Le guiñó un ojo al niño y éste soltó una risita.
– Lo has liberado alguna que otra vez, ¿eh? Y haces rabiar a tus padres…
– Me gusta sacar al viejo señor -confesó el niño-. No me gusta estar solo todo el día. Pero he prometido no hacerlo más, me han dicho que la próxima vez me darán un buen azote.
«Bueno, al menos hemos aclarado un punto», se dijo el juez Di despeinando el cabello del niño. Luego se alejó, porque las salpicaduras empezaban a ser francamente una amenaza para su traje de seda.
Regresó al castillo a paso lento, las manos cruzadas a la espalda, y mentalmente hizo balance de la tarde.
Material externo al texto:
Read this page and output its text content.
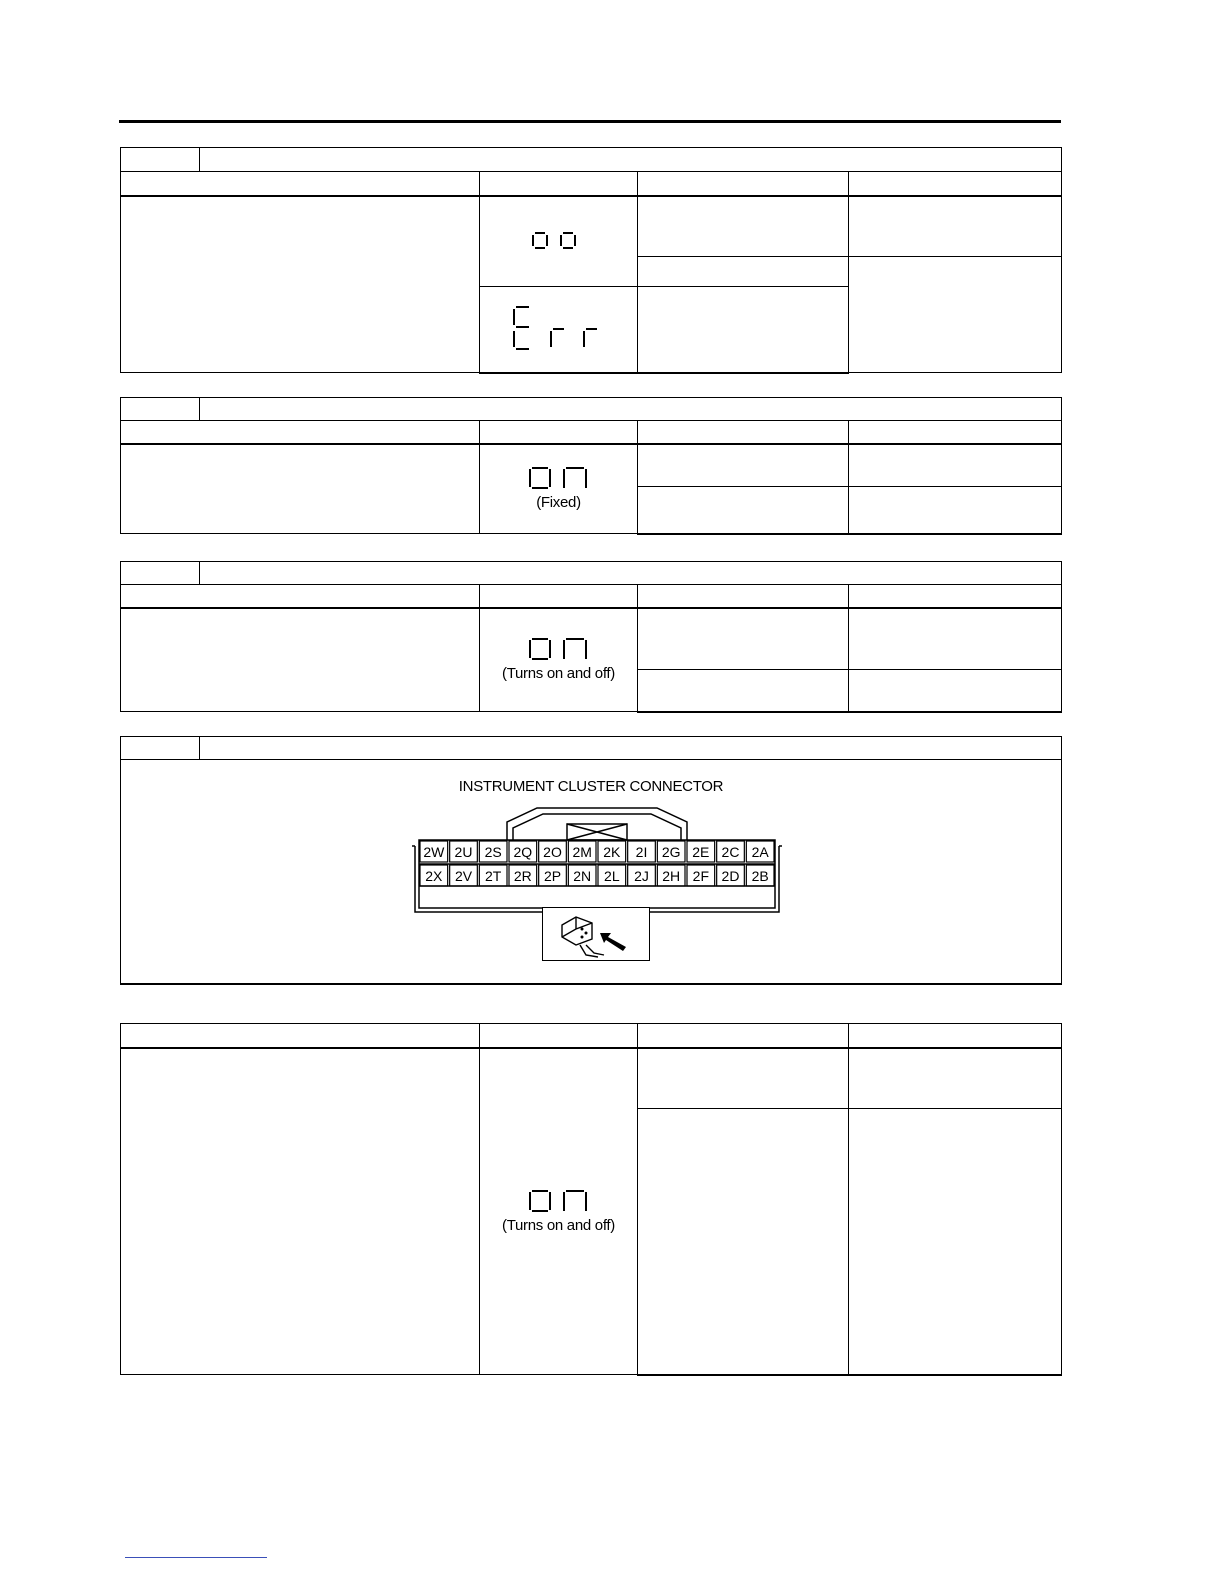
		(Fixed)		

		(Turns on and off)		

INSTRUMENT CLUSTER CONNECTOR
2W 2U 2S 2Q 2O 2M 2K 2I 2G 2E 2C 2A
2X 2V 2T 2R 2P 2N 2L 2J 2H 2F 2D 2B

	(Turns on and off)		
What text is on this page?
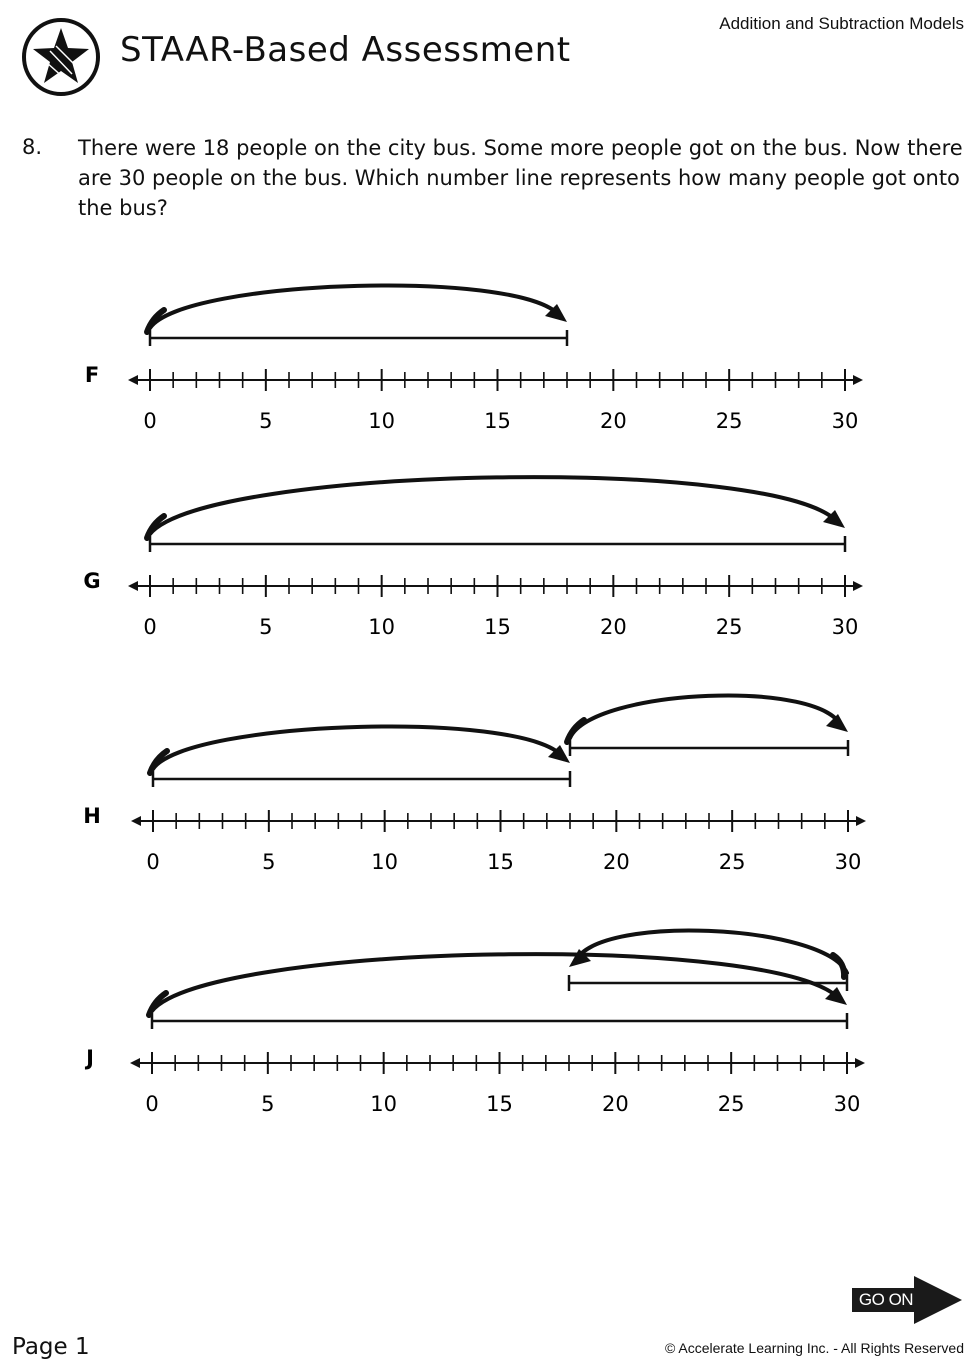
STAAR-Based Assessment
Addition and Subtraction Models
8. There were 18 people on the city bus. Some more people got on the bus. Now there are 30 people on the bus. Which number line represents how many people got onto the bus?
F
0	5	10	15	20	25	30
G
0	5	10	15	20	25	30
H
0	5	10	15	20	25	30
J
0	5	10	15	20	25	30
GO ON
Page 1	© Accelerate Learning Inc. - All Rights Reserved
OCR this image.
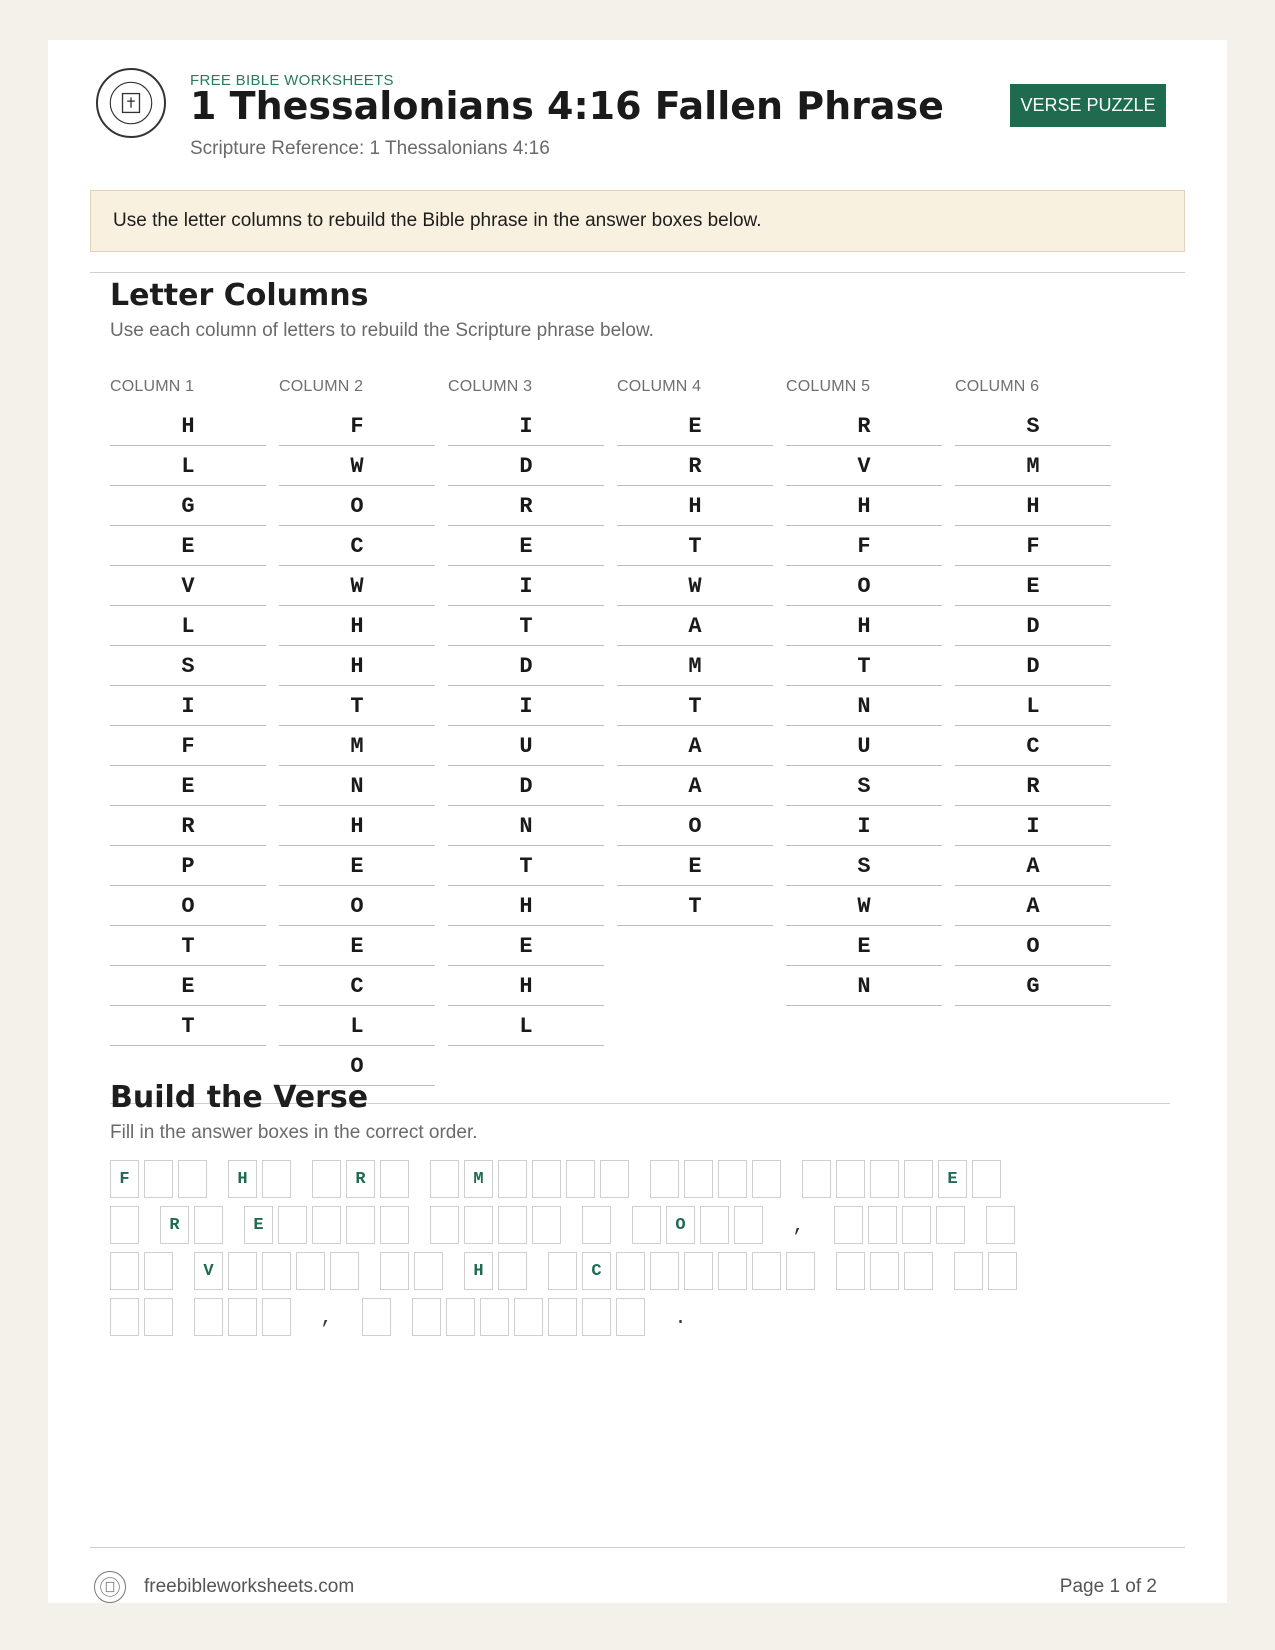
FREE BIBLE WORKSHEETS
1 Thessalonians 4:16 Fallen Phrase
Scripture Reference: 1 Thessalonians 4:16
VERSE PUZZLE
Use the letter columns to rebuild the Bible phrase in the answer boxes below.
Letter Columns
Use each column of letters to rebuild the Scripture phrase below.
COLUMN 1
H
L
G
E
V
L
S
I
F
E
R
P
O
T
E
T
COLUMN 2
F
W
O
C
W
H
H
T
M
N
H
E
O
E
C
L
O
COLUMN 3
I
D
R
E
I
T
D
I
U
D
N
T
H
E
H
L
COLUMN 4
E
R
H
T
W
A
M
T
A
A
O
E
T
COLUMN 5
R
V
H
F
O
H
T
N
U
S
I
S
W
E
N
COLUMN 6
S
M
H
F
E
D
D
L
C
R
I
A
A
O
G
Build the Verse
Fill in the answer boxes in the correct order.
F	H	R	M	E
R	E	O	,
V	H	C
,	.
freebibleworksheets.com	Page 1 of 2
No dejaba de sorprenderle constatar cómo lo que estaba vivo desfallecía. Era el indicio de un desequilibrio vital; eso podía efectivamente indicar que se había producido una muerte violenta. Esas orquídeas cortadas, esos pájaros que se extinguían lánguidamente uno tras otro, esos peces descuidados, los niños librados a su suerte, las obras de arte que regalaban al primer recién llegado, la superficie rascada de la estatua de oro sin que a nadie le preocupara… ¿En qué clase de casa estaba? Todo se estaba yendo a pique, como si ya nada importara. Como si la esperanza hubiese muerto. Como si ya no existiera el futuro. No era ya una vida apartada del mundo: era una muerte lenta y aceptada, una decadencia consentida. No se necesitaba una inundación para socavar los cimientos de la finca. A este paso, en pocos meses tan sólo quedarían ruinas sobre el lago Zhou-an.
El juez Di tiene un sueño; hay otra muerte en la ciudad.
A fuerza de contemplar la lluvia desde la cama, el juez Di acabó quedándose dormido. Al levantarse se preguntó qué hora podía ser. Nadie se había atrevido a despertarlo. ¿Se había perdido la cena? Vio que alguien había dejado platos para él en la alcoba. No era mala idea, pues estaba un poco cansado de las envaradas comidas con los Zhou. Mojó los palillos en los productos que contenían los cuencos, que no le parecieron ni mejores ni peores que de costumbre. La capacidad de adaptación del ser humano es una inagotable fuente de asombro. Luego volvió a acostarse llevándose un libro de poesías que había cogido de la biblioteca de su anfitrión.